Tout le monde, y compris ceux qui sont réfractaires au genre, possède sa définition personnelle du rock progressif. Mais l'un de ses charmes sur lequel tout le monde s'accorde est sa capacité à nous faire voyager. Le militant George Pinilla, célèbre pour son magasin dédié au genre, a baptisé son nouveau projet d'un nom d'artiste évocateur, Gepetto, pour nous convier à une heure de voyage des cieux aux étoiles.
George Pinilla est un mordu de progressif, et un auditeur averti saura trouver les références qui émergent à l'écoute de cet album. Les relever serait trop fastidieux et nous détournerait de la musique, une musique symphonique, qui nous offre des plages d'apaisement mais qui ne rechigne pas à tâter des tempêtes avec la bénédiction de la guitare. Sa présence acoustique sur l'introduction de 'Tu' permet de lancer une mélodie sur laquelle George Pinilla lui-même pose sa voix sensible dans la langue ibère (rappelant au passage les racines du monsieur), tout entouré des claviers.

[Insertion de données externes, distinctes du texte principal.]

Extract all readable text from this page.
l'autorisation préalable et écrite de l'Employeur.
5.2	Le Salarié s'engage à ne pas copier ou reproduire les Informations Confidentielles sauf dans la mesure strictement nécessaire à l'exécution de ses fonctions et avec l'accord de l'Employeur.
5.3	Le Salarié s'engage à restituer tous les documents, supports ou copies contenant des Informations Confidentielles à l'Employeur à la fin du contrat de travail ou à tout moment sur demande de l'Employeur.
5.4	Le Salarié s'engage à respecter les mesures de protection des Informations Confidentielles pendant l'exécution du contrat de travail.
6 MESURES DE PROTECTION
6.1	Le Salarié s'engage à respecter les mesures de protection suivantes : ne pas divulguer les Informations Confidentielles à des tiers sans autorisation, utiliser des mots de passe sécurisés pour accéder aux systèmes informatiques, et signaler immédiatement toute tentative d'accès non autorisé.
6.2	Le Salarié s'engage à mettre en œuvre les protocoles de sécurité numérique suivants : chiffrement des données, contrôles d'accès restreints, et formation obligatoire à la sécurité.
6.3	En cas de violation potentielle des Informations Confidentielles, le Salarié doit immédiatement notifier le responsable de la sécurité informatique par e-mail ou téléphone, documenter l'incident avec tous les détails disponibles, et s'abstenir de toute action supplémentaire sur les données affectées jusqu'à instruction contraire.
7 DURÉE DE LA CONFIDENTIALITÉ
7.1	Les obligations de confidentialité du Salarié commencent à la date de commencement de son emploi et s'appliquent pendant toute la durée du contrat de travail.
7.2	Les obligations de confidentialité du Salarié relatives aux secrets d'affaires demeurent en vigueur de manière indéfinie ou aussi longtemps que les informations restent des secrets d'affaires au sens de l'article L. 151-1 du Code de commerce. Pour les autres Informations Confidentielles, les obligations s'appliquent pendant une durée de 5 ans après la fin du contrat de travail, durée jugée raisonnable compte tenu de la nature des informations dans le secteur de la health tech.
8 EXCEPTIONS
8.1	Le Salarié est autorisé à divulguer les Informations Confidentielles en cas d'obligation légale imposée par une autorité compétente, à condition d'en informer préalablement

La guitare se fait ensuite électrique et le calme originel se retrouve au bout du chemin. Les guitares jouent le même rôle sur 'Lady' : c'est cette fois-ci le claviériste qui se charge du chant, dans la pure tradition de Brainstorm. Mais c'est avec 'Sol' à nouveau chanté en espagnol que le groupe nous offre une chaleur progressive. Avec ses ruptures de rythme, son mellotron et ses soli de guitare à répétition (dont l'un débouche sur un flamenco !), Gepetto réussit à faire aussi bien que ses aînés et remporte son défi haut la main (avec malgré tout pour bémol, son chant fade).
Malheureusement, à trop vouloir aimer ses modèles, le groupe peine à trouver une véritable continuité, voire une identité solide. Malgré un titre accrocheur, 'Photographs Of Stars' accuse le coup. Avec son chant introductif ressemblant au 'Forever Young' d'Alphaville, le morceau peine à décoller et lorsque la décision de partir est prise, l'auditeur roupille déjà. Certains morceaux ressemblent un peu trop à leurs modèles (l'anecdotique 'Always' malgré son atmosphère pesante, mais avec un chant manquant de panache), l'absence d'un chanteur fixe et l'utilisation de trois langues séduisent sur le papier mais peinent à emporter l'adhésion. Enfin, la longueur de l'album empêche l'auditeur d'entrer en osmose et certains passages auraient très bien être écourtés (le retour à la partie calme sur 'Tu', 'Always'), et le chant féminin sur l'ultime piste ne convainc pas en guise de conclusion.
Gepetto a donné naissance à un album pétri de rock progressif. Le groupe réussit à faire une synthèse parfaite du progressif en accumulant tous les ingrédients qui le composent. Mais l'ensemble manque d'harmonie et donne moins l'impression d'entendre un travail personnel qu'un album d'hommage au progressif.